The Investment Terms
There will always be some room for negotiation, as is a standard business practice, but there is no guarantee that investors will accept all or any of the terms you request. As a startup founder, you must weigh the potential of the investment to transform your business against the risk of losing control and possibly even the value of your equity.
At this stage, there are no risks to be taken. If you're happy with the terms you want investors to agree to then you can proceed with those terms.
A list of terms founders should be on the lookout for
Here is a list of investment terminology you should be aware of in order to keep control and, more importantly, safeguard your business:
- Right to be a director (or to appoint one of your choosing)
You will almost certainly already be a director of the business as a founder, and this is a position you will want to keep for as long as you own shares in the business.

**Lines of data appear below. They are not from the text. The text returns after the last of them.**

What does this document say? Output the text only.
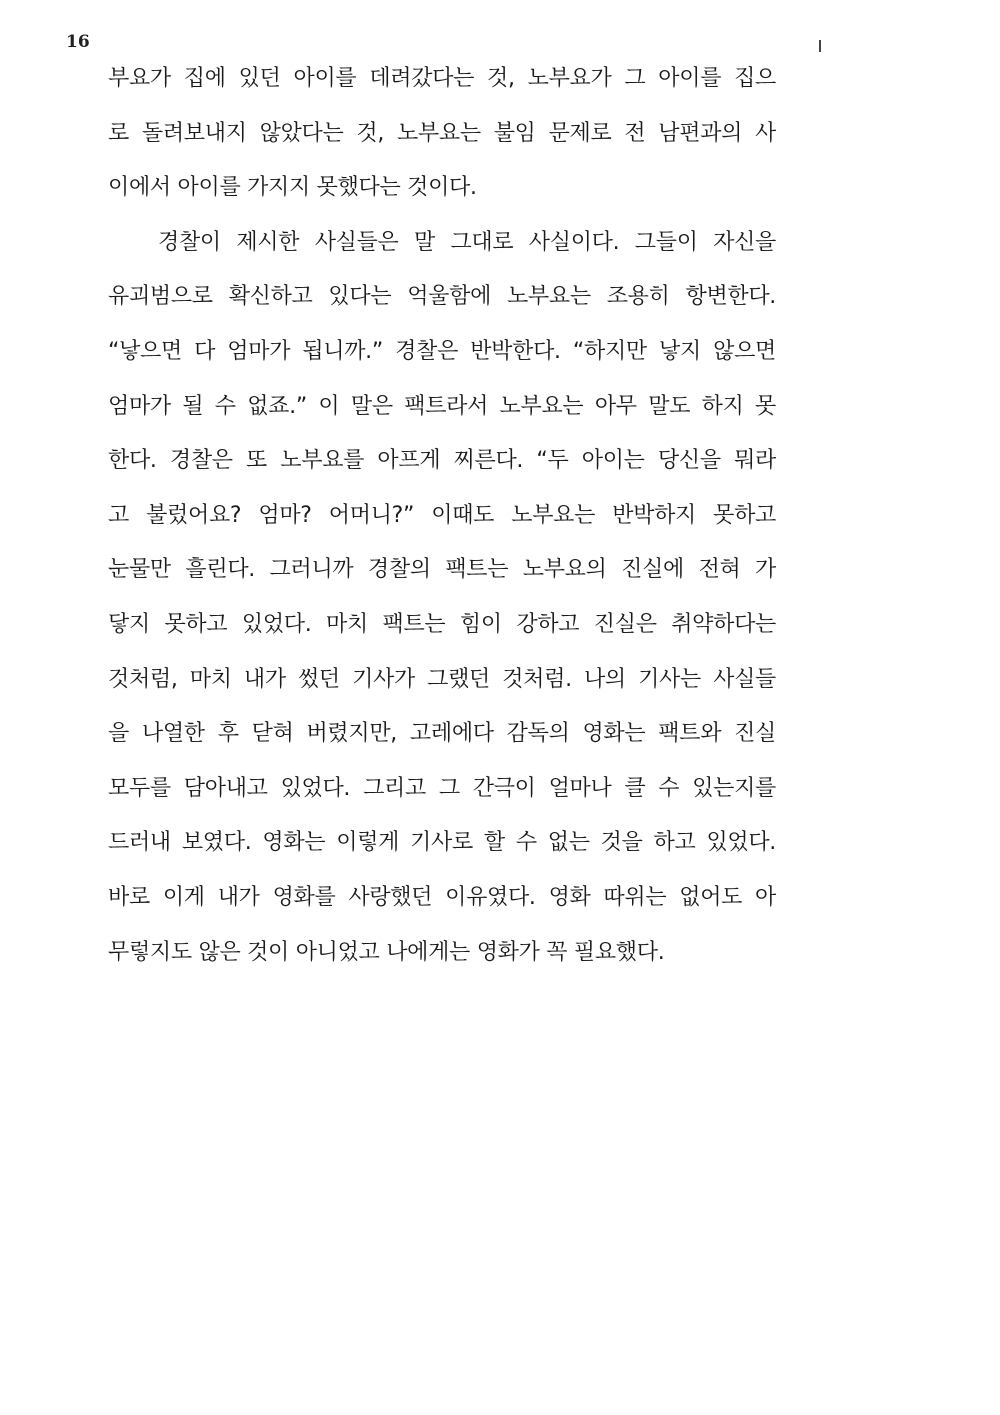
16
부요가 집에 있던 아이를 데려갔다는 것, 노부요가 그 아이를 집으
로 돌려보내지 않았다는 것, 노부요는 불임 문제로 전 남편과의 사
이에서 아이를 가지지 못했다는 것이다.
경찰이 제시한 사실들은 말 그대로 사실이다. 그들이 자신을
유괴범으로 확신하고 있다는 억울함에 노부요는 조용히 항변한다.
“낳으면 다 엄마가 됩니까.” 경찰은 반박한다. “하지만 낳지 않으면
엄마가 될 수 없죠.” 이 말은 팩트라서 노부요는 아무 말도 하지 못
한다. 경찰은 또 노부요를 아프게 찌른다. “두 아이는 당신을 뭐라
고 불렀어요? 엄마? 어머니?” 이때도 노부요는 반박하지 못하고
눈물만 흘린다. 그러니까 경찰의 팩트는 노부요의 진실에 전혀 가
닿지 못하고 있었다. 마치 팩트는 힘이 강하고 진실은 취약하다는
것처럼, 마치 내가 썼던 기사가 그랬던 것처럼. 나의 기사는 사실들
을 나열한 후 닫혀 버렸지만, 고레에다 감독의 영화는 팩트와 진실
모두를 담아내고 있었다. 그리고 그 간극이 얼마나 클 수 있는지를
드러내 보였다. 영화는 이렇게 기사로 할 수 없는 것을 하고 있었다.
바로 이게 내가 영화를 사랑했던 이유였다. 영화 따위는 없어도 아
무렇지도 않은 것이 아니었고 나에게는 영화가 꼭 필요했다.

You'll want to double-check if the right includes the option to designate yourself or someone else. By including this right, you will continue to have influence and will be fully informed about the business.
- Restrictive Covenants
There's little point in not having them if it means you can leave the company at any time - possibly to work for a competitor.

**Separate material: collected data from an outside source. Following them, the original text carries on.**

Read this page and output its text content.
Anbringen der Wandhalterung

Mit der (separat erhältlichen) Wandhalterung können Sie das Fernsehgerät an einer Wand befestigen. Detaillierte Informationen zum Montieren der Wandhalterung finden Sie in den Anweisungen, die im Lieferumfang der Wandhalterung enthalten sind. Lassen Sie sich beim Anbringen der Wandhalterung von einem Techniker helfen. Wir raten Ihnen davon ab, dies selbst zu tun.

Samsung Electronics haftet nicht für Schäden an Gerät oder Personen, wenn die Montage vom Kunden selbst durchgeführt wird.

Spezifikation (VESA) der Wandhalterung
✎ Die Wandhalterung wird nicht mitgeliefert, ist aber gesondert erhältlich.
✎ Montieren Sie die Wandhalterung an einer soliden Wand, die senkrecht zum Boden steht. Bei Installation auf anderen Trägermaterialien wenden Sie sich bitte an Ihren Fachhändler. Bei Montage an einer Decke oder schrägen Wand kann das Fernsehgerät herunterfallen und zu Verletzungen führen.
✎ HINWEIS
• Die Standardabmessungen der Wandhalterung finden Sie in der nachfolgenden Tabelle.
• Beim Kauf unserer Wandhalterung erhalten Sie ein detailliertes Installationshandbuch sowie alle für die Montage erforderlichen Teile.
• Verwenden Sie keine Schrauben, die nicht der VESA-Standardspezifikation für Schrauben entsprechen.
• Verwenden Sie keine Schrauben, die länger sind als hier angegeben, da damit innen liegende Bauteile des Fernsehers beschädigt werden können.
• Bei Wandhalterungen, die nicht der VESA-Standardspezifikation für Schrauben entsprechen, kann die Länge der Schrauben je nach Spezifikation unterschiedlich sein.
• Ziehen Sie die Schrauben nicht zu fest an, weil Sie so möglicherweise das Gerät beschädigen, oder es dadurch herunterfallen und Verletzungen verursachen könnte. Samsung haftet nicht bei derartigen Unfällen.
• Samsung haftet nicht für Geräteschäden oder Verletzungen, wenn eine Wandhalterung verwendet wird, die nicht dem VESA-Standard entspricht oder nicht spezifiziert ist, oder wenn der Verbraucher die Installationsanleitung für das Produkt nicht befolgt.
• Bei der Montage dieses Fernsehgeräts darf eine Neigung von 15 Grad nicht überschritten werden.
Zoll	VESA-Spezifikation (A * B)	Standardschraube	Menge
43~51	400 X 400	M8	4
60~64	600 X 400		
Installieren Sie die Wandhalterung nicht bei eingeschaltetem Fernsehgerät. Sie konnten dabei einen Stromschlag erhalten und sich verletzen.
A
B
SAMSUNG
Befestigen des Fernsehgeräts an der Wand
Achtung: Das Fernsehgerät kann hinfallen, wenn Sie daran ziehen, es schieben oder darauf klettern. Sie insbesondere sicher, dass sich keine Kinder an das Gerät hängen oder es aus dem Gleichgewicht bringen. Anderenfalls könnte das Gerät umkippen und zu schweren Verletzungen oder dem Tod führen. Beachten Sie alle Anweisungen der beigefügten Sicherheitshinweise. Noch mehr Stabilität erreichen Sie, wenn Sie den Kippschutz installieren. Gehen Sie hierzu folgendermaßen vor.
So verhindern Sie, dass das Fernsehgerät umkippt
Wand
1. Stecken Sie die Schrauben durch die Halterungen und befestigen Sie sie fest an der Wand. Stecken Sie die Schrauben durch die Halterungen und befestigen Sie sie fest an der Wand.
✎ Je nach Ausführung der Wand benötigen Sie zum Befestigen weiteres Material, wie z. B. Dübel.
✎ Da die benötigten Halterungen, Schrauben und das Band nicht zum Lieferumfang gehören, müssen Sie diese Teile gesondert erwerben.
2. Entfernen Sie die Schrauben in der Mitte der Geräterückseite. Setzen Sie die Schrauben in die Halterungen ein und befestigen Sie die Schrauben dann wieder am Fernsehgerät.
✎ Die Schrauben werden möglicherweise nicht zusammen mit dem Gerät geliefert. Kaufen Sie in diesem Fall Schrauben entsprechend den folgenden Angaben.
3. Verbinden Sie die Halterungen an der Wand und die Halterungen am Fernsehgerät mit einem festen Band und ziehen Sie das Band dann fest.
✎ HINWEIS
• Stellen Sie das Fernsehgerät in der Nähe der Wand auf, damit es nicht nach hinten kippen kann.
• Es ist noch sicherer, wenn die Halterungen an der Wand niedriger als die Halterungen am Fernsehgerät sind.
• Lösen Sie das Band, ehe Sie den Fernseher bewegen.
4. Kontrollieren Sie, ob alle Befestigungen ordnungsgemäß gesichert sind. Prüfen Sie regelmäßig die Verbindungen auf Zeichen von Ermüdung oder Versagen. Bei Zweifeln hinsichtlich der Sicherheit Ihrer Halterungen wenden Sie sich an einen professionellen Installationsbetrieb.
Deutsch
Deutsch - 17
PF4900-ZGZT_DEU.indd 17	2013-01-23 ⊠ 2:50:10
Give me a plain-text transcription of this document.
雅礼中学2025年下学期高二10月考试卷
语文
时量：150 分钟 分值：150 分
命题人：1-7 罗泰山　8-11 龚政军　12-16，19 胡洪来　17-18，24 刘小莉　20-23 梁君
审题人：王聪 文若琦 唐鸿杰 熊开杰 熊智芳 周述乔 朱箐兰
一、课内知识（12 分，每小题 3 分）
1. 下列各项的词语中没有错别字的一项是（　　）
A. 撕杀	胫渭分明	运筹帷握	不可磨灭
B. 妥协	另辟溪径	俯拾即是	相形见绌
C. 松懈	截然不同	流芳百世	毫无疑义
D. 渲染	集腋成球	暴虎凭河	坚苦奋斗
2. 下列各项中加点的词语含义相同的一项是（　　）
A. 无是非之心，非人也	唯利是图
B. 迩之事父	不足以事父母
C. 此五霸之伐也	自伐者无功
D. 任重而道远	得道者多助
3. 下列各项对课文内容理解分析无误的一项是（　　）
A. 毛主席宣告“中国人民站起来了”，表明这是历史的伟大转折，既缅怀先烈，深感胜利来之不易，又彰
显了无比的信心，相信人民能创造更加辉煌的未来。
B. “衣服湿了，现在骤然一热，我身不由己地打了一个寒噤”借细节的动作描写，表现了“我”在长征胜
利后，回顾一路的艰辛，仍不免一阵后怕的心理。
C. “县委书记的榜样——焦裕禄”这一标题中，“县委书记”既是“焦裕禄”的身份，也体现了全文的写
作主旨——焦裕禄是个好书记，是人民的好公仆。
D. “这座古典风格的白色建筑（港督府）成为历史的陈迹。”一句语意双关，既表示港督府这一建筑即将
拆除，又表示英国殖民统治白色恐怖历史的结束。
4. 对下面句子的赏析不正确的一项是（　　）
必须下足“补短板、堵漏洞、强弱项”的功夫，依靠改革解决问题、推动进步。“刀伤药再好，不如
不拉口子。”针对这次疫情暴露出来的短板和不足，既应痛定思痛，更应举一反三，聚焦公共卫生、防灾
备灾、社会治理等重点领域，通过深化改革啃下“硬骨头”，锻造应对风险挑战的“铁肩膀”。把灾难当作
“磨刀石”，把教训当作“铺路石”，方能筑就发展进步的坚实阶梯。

Restrictive covenants are designed to protect an investor's investment; however, they also work in reverse, ensuring that an investor stays on board for a set length of time.
- Drag Rights
If, as a Founder, you have ensured that your 'drag right' is incorporated in the Articles of Association – and you intend to remain the majority shareholder for a prolonged amount of time after your investment – you will continue to have a say in the decision-making process.

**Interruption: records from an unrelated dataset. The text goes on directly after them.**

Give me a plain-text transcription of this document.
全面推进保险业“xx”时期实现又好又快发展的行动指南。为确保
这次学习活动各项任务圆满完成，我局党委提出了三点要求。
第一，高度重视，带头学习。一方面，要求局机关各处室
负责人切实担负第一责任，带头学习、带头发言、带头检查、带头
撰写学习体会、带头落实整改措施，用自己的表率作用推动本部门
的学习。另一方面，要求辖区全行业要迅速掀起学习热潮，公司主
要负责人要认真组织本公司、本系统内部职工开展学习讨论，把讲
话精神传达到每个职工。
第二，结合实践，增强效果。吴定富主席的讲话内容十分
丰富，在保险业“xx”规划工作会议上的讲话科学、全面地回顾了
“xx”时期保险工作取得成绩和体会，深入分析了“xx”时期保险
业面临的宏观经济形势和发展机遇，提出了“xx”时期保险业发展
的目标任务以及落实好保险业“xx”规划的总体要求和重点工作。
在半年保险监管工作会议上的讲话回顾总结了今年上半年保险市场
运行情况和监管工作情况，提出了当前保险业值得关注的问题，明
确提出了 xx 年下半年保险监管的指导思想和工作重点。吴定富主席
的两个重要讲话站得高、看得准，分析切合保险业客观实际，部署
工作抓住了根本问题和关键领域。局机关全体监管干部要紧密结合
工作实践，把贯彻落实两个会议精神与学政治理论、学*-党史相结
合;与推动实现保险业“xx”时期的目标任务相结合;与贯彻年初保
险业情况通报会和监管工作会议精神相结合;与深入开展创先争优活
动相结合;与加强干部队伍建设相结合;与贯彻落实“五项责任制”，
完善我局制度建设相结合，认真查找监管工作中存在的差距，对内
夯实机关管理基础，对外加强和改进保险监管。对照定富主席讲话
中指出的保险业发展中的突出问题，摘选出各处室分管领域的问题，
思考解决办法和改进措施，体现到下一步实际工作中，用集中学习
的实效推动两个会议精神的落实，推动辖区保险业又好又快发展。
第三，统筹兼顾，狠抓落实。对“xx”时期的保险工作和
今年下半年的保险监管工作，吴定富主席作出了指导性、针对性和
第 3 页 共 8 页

You, as the majority shareholder, are still in a position to carry out the transaction if you so desire. You wouldn't be able to perform this step unless the company's Articles included a 'drag right.'
- Forced to sell your shares
There are two prices for shares that a Founder is required to sell, depending on whether they've been classified as a 'bad leaver' or a 'good leaver.'
In general, a good leaver is a Founder who has been shown to have been unfairly terminated, had to retire or leave the company due to significant illness, or has died. On the other hand, a bad leaver can indicate any number of things, the price paid for his or her shares can vary dramatically.
The price of good leaver shares is frequently connected to a method that determines their ‘fair worth’.
Bad leaver shares are usually paid at the original shareholder's total value (nominal value plus premium) or the total nominal value of the shares.
The terms aforementioned in the list above are not indicative of every investment term you should be looking for, but it does give you an idea of the types of startup founder protections you might see in investment documentation.
We hope that this blog has given you a better understanding of how you, as a business owner, can safeguard your rights as the company's founder.